The intensity and sustenance of industrial actions during the early part of 2000, led the then Kuffour Government to establish the Presidential Commission on Pensions (PCP), and tasked to critically examine the two pension schemes, as well as others, and recommend a sustainable system that would address the concerns of workers, it said.
It said under the section 824 of the Presidential Commission on Pensions Final Report, it was envisaged that under the Tier-Two Scheme, “it will pay improved pension benefits, especially the lump sum, which the Commission (PCP) estimates will on the average be 60 percent than what CAP 30 presently pays and above five times what SSNIT would have paid”.
Again, it was also cost-neutral, which meant in effect that, there would be no significant cost burden on contributors that is both employer and employee, it said.

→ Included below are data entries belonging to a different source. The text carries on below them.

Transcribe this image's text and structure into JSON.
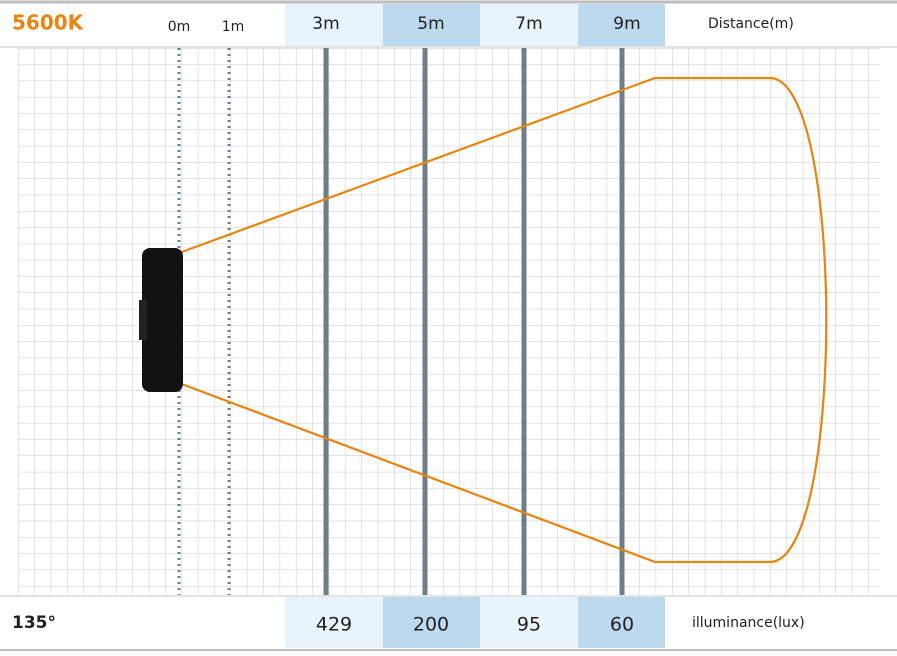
{
  "header": {
    "color_temperature": "5600K",
    "distances": [
      "0m",
      "1m",
      "3m",
      "5m",
      "7m",
      "9m"
    ],
    "axis_label": "Distance(m)"
  },
  "footer": {
    "beam_angle": "135°",
    "illuminance": [
      429,
      200,
      95,
      60
    ],
    "axis_label": "illuminance(lux)"
  }
}
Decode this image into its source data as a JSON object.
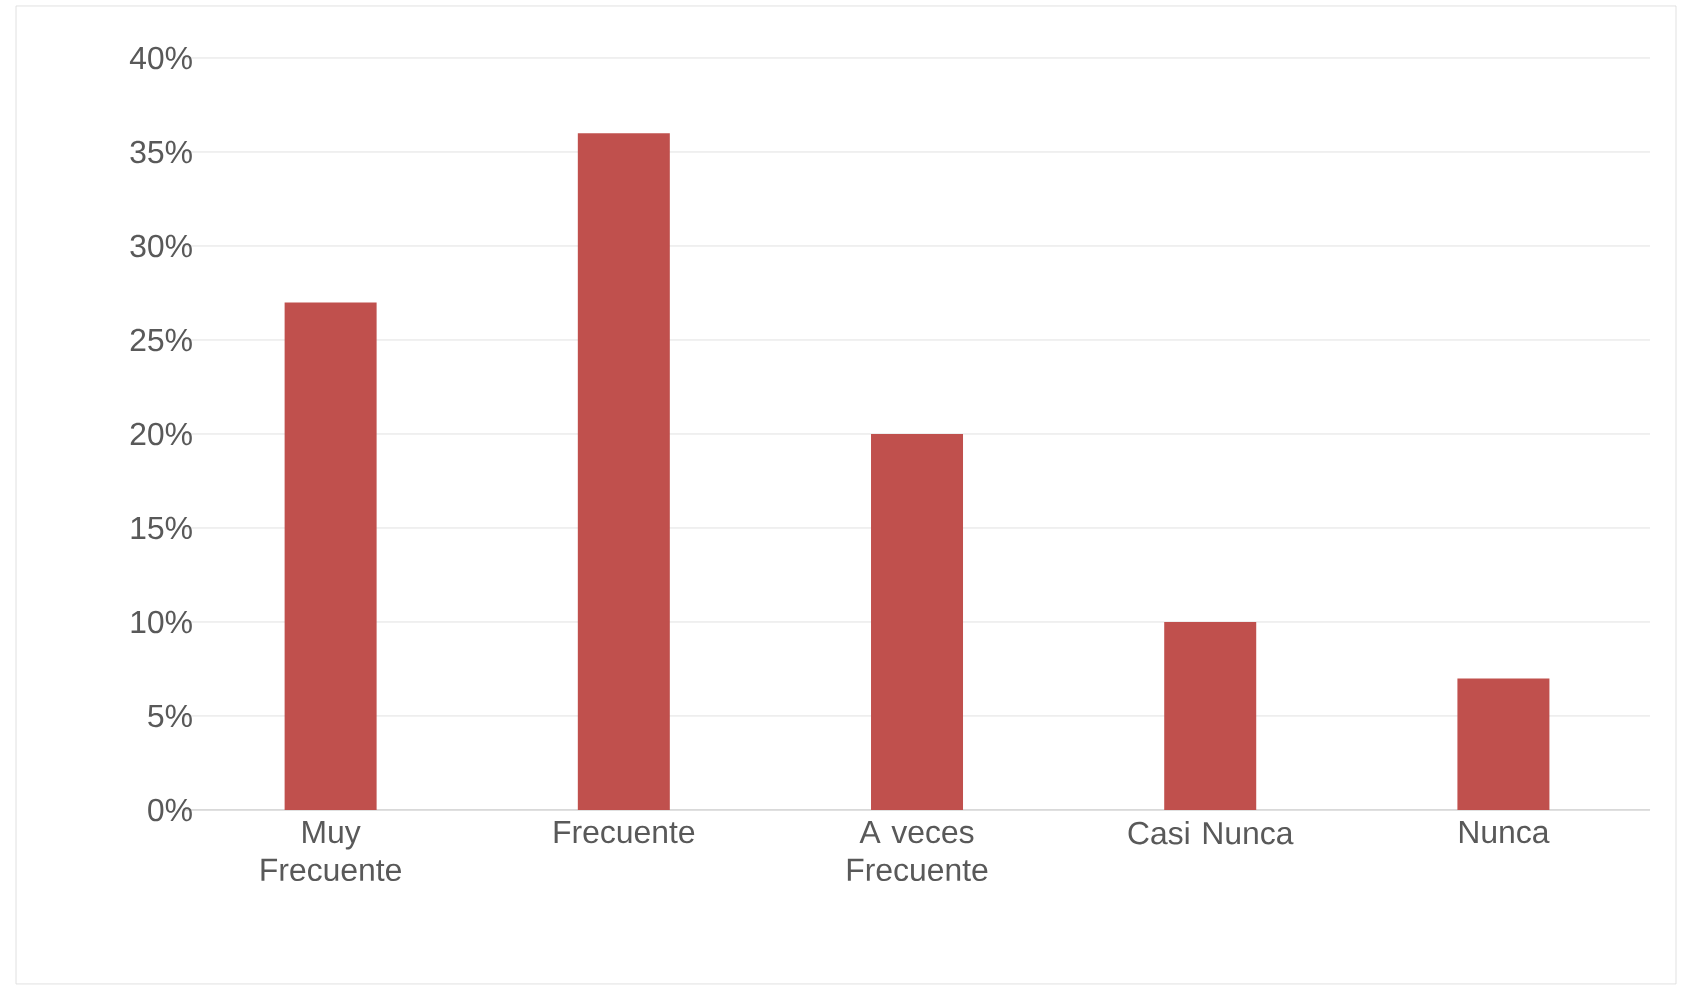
{
  "chart_data": {
    "type": "bar",
    "categories": [
      "Muy Frecuente",
      "Frecuente",
      "A veces Frecuente",
      "Casi Nunca",
      "Nunca"
    ],
    "values": [
      27,
      36,
      20,
      10,
      7
    ],
    "color": "#c0504d",
    "ylim": [
      0,
      40
    ],
    "yticks": [
      {
        "value": 0,
        "label": "0%"
      },
      {
        "value": 5,
        "label": "5%"
      },
      {
        "value": 10,
        "label": "10%"
      },
      {
        "value": 15,
        "label": "15%"
      },
      {
        "value": 20,
        "label": "20%"
      },
      {
        "value": 25,
        "label": "25%"
      },
      {
        "value": 30,
        "label": "30%"
      },
      {
        "value": 35,
        "label": "35%"
      },
      {
        "value": 40,
        "label": "40%"
      }
    ],
    "grid": "y"
  }
}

Consequently, workers within the public sector were assured of better pension earnings structured in a three-tier pension scheme upon the coming into effect of the National Pensions act, 2008 (ACT766 as amended).
The membership of the FORUM as the HSOPS which comprised of the Health Service Workers’ Union, Ghana Registered Nurses and Midwives Association, Ghana Physician Assistants’ Association, Government Hospital Pharmacists’ Association, and the Ghana Association of Certified Registered Anesthetists.
Other members were the Ghana Education Service Occupational Pension Scheme, set up by the Ghana Association of Teachers, Teachers and Educational Workers’ Union, the National Association of Graduate Teachers, and Coalition of Concerned Teachers, Ghana.
The Judicial Service Occupational Pension Scheme was also set up by the Judicial Services Staff Association of Ghana, while the Hedge Master Trust Occupational Pension Scheme was also established by the Civil and Local Government Staff Association, Ghana.